When Da Kila joined Fair in 2016, it was an incredibly free and academic environment [00:40:02]. While he worked on multi-agent systems and emergent communication protocols (which he believes will become relevant again soon), Fair’s major contribution that “really changed the world” was PyTorch [00:41:03]. Da Kila believes Mark Zuckerberg deserves significant credit for visionary leadership in open-sourcing projects like PyTorch, React, and Llama, which has significantly improved Meta’s public perception and aided hiring [00:41:07]. Open-sourcing Llama, in particular, is a pragmatic move to avoid being dependent on other platforms if language models become the new dominant platform [00:42:01].

Hugging Face

Hugging Face is an “amazing company” that has become the central place for publishing AI models [00:45:37]. While they benefit from others’ open-source efforts, they’ve built a “very special place for themselves” [00:46:41]. Their future role could involve expanding into model deployment and experiments around that [00:46:51].

Funding Strategy for Contextual AI

Contextual AI adopts a pragmatic funding strategy, avoiding raising more money than needed at unsustainable valuations [00:47:30]. This is crucial given the potential for the AI hype cycle to “die off a little bit in the next year or two” [00:47:50].

By not training their own large base models (leveraging open-source alternatives like Llama), Contextual AI can be more capital-efficient and allocate resources to essential areas like hiring top talent and working closely with customers to solve problems [00:48:08]. The current stage of AI products often requires “white glove” or dedicated support (like selling a “Tesla Roadster” with engineers), as it’s not yet a “turnkey thing” [00:48:40]. The goal is to build towards an “assembly line for the Model S” that will eventually be a standard, easy-to-use product [00:49:22].

Future of AI

Da Kila believes we are “only just getting started” with AI [00:49:54]. The “cars coming off the assembly line” will be systems, not just models [00:50:00]. While scaling laws are important, there’s significant room for improvement through post-training, alignment, and distilling system thinking back into models, leading to “scaling in many directions” [00:50:11].

Overhyped vs. Underhyped

Agents are simultaneously overhyped (because they don’t fully work yet) and underhyped (because they are showing signs of life) [00:50:57].
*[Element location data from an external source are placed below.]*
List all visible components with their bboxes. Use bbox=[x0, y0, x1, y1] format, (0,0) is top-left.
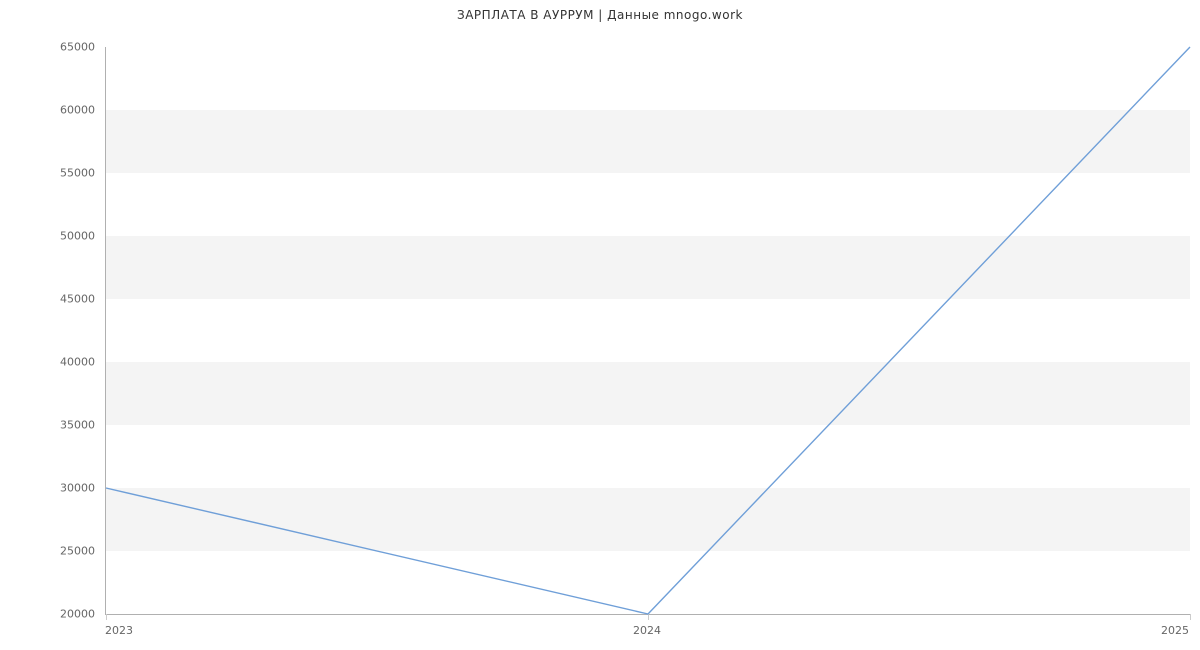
line-series-salary bbox=[106, 47, 1190, 614]
x-axis-label: 2023 bbox=[105, 624, 133, 637]
plot-area bbox=[105, 47, 1190, 615]
chart-title: ЗАРПЛАТА В АУРРУМ | Данные mnogo.work bbox=[0, 8, 1200, 22]
x-axis-tick bbox=[648, 614, 649, 620]
x-axis-label: 2024 bbox=[633, 624, 661, 637]
x-axis-label: 2025 bbox=[1161, 624, 1189, 637]
x-axis-tick bbox=[1190, 614, 1191, 620]
x-axis-tick bbox=[106, 614, 107, 620]
salary-line-chart: ЗАРПЛАТА В АУРРУМ | Данные mnogo.work 20… bbox=[0, 0, 1200, 650]
chart-series-svg bbox=[106, 47, 1190, 614]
Biggest Surprise in Building Contextual AI

The difficulty of building and maintaining a high-end research cluster that actually works was a major surprise [00:51:21]. Hardware failures (GPUs, entire nodes) are frequent, highlighting the fragility of the infrastructure underpinning AI [00:51:44].

Closed Source vs. Open Source Models

Da Kila sees a mix dominating in the long term, with a “triangle” metaphor:

  • Top: High-end, expensive, closed-source frontier models.
  • Bottom: Accessible open-source models.
  • Middle: The most interesting part, where companies achieve the right tradeoffs between capital efficiency, customer usefulness, and price point [00:52:19]. Starting from open-source models and building strong post-training capabilities can lead to this “sweet spot” [00:52:55].
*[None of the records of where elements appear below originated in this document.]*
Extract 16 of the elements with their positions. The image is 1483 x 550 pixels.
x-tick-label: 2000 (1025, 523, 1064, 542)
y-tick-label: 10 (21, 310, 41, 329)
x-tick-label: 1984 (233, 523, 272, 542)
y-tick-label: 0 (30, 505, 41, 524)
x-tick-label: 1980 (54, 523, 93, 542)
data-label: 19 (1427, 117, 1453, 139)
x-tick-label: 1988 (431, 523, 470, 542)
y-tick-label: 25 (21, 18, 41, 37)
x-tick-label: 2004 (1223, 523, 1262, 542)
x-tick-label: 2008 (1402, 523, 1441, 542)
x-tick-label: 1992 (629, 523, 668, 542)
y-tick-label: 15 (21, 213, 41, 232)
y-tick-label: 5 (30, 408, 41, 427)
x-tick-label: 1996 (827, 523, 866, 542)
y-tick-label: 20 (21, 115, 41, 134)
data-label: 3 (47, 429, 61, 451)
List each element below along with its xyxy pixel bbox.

Exciting AI Startups (Outside Contextual AI’s Space)

Da Kila is most impressed by AI-based entertainment companies like Suno and video generation companies, noting that progress in this space is happening “way quicker” than expected [00:53:11]. This could lead to personalized movies and infinite episodes of shows in the future [00:53:56].
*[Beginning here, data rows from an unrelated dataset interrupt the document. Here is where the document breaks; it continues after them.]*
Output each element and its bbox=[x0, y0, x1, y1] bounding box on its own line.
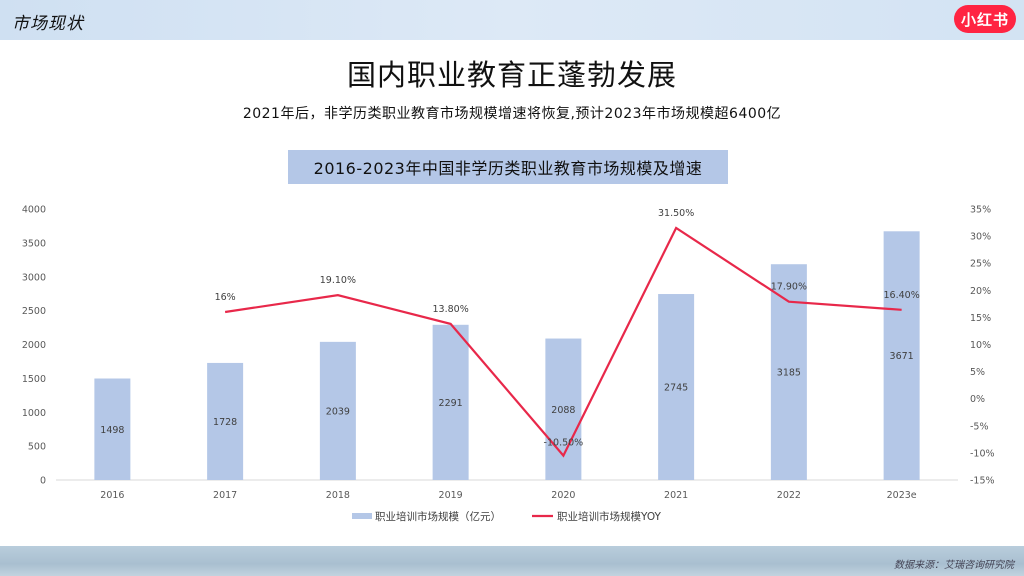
right-axis-tick: 0% bbox=[970, 394, 985, 405]
right-axis-tick: -5% bbox=[970, 421, 989, 432]
bar-value-label: 3671 bbox=[890, 351, 914, 362]
bar-value-label: 1498 bbox=[100, 425, 124, 436]
left-axis-tick: 3500 bbox=[22, 238, 46, 249]
left-axis-tick: 4000 bbox=[22, 205, 46, 216]
bar-2022 bbox=[770, 264, 807, 480]
bar-value-label: 2291 bbox=[439, 398, 463, 409]
right-axis-tick: 30% bbox=[970, 232, 991, 243]
line-value-label: 13.80% bbox=[433, 304, 469, 315]
x-axis-tick: 2019 bbox=[439, 490, 463, 501]
x-axis-tick: 2022 bbox=[777, 490, 801, 501]
source-note: 数据来源：艾瑞咨询研究院 bbox=[894, 560, 1014, 571]
bar-value-label: 2088 bbox=[551, 405, 575, 416]
bar-2016 bbox=[94, 378, 131, 480]
bar-2021 bbox=[658, 294, 695, 480]
chart-title: 2016-2023年中国非学历类职业教育市场规模及增速 bbox=[288, 150, 728, 184]
right-axis-tick: 10% bbox=[970, 340, 991, 351]
right-axis-tick: -10% bbox=[970, 448, 995, 459]
left-axis-tick: 1500 bbox=[22, 374, 46, 385]
x-axis-tick: 2016 bbox=[100, 490, 124, 501]
legend-bar-swatch bbox=[352, 513, 372, 519]
legend-bar-label: 职业培训市场规模（亿元） bbox=[375, 510, 501, 523]
bar-2018 bbox=[319, 341, 356, 480]
right-axis-tick: 20% bbox=[970, 286, 991, 297]
left-axis-tick: 2500 bbox=[22, 306, 46, 317]
line-value-label: -10.50% bbox=[544, 438, 584, 449]
bar-2017 bbox=[207, 362, 244, 480]
left-axis-tick: 3000 bbox=[22, 272, 46, 283]
right-axis-tick: 35% bbox=[970, 205, 991, 216]
line-value-label: 16.40% bbox=[884, 290, 920, 301]
top-banner bbox=[0, 0, 1024, 40]
x-axis-tick: 2018 bbox=[326, 490, 350, 501]
line-value-label: 16% bbox=[215, 292, 236, 303]
page-title: 国内职业教育正蓬勃发展 bbox=[346, 58, 677, 92]
bar-2019 bbox=[432, 324, 469, 480]
x-axis-tick: 2021 bbox=[664, 490, 688, 501]
section-label: 市场现状 bbox=[12, 14, 84, 34]
yoy-line bbox=[224, 226, 902, 458]
line-value-label: 19.10% bbox=[320, 275, 356, 286]
brand-logo: 小红书 bbox=[954, 5, 1016, 33]
bottom-banner bbox=[0, 546, 1024, 576]
bar-value-label: 2039 bbox=[326, 406, 350, 417]
line-value-label: 31.50% bbox=[658, 208, 694, 219]
left-axis-tick: 2000 bbox=[22, 340, 46, 351]
right-axis-tick: -15% bbox=[970, 476, 995, 487]
left-axis-tick: 1000 bbox=[22, 408, 46, 419]
bar-value-label: 3185 bbox=[777, 368, 801, 379]
left-axis-tick: 0 bbox=[40, 476, 46, 487]
bar-2023e bbox=[883, 231, 920, 480]
bar-value-label: 2745 bbox=[664, 383, 688, 394]
x-axis-tick: 2020 bbox=[551, 490, 575, 501]
x-axis-tick: 2023e bbox=[887, 490, 917, 501]
line-value-label: 17.90% bbox=[771, 282, 807, 293]
subtitle: 2021年后，非学历类职业教育市场规模增速将恢复,预计2023年市场规模超640… bbox=[242, 106, 782, 122]
right-axis-tick: 15% bbox=[970, 313, 991, 324]
bar-value-label: 1728 bbox=[213, 417, 237, 428]
legend-line-label: 职业培训市场规模YOY bbox=[557, 510, 662, 523]
x-axis-tick: 2017 bbox=[213, 490, 237, 501]
left-axis-tick: 500 bbox=[28, 442, 46, 453]
combo-chart: 0 500 1000 1500 2000 2500 3000 3500 4000 -15% -10%… bbox=[22, 205, 995, 524]
right-axis-tick: 5% bbox=[970, 367, 985, 378]
right-axis-tick: 25% bbox=[970, 259, 991, 270]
Company Most Interesting to Run AI At (Outside Contextual AI)

Beyond obvious tech giants, Da Kila finds traditional enterprises like JP Morgan interesting, where the head of AI gets to solve massive problems by integrating new AI technology before competitors [00:54:53].

Preferred AI Application to Build (If Not Contextual AI)

He would likely still work on something related to work, as he believes it’s the “most obvious place” where AI will change everything and has a “very noble mission” to improve how the world works through AI [00:55:42]. Otherwise, applications in the entertainment space are very interesting [00:55:33].

Da Kila views this as an “amazing point in history” where the world is changing rapidly due to AI [00:56:51].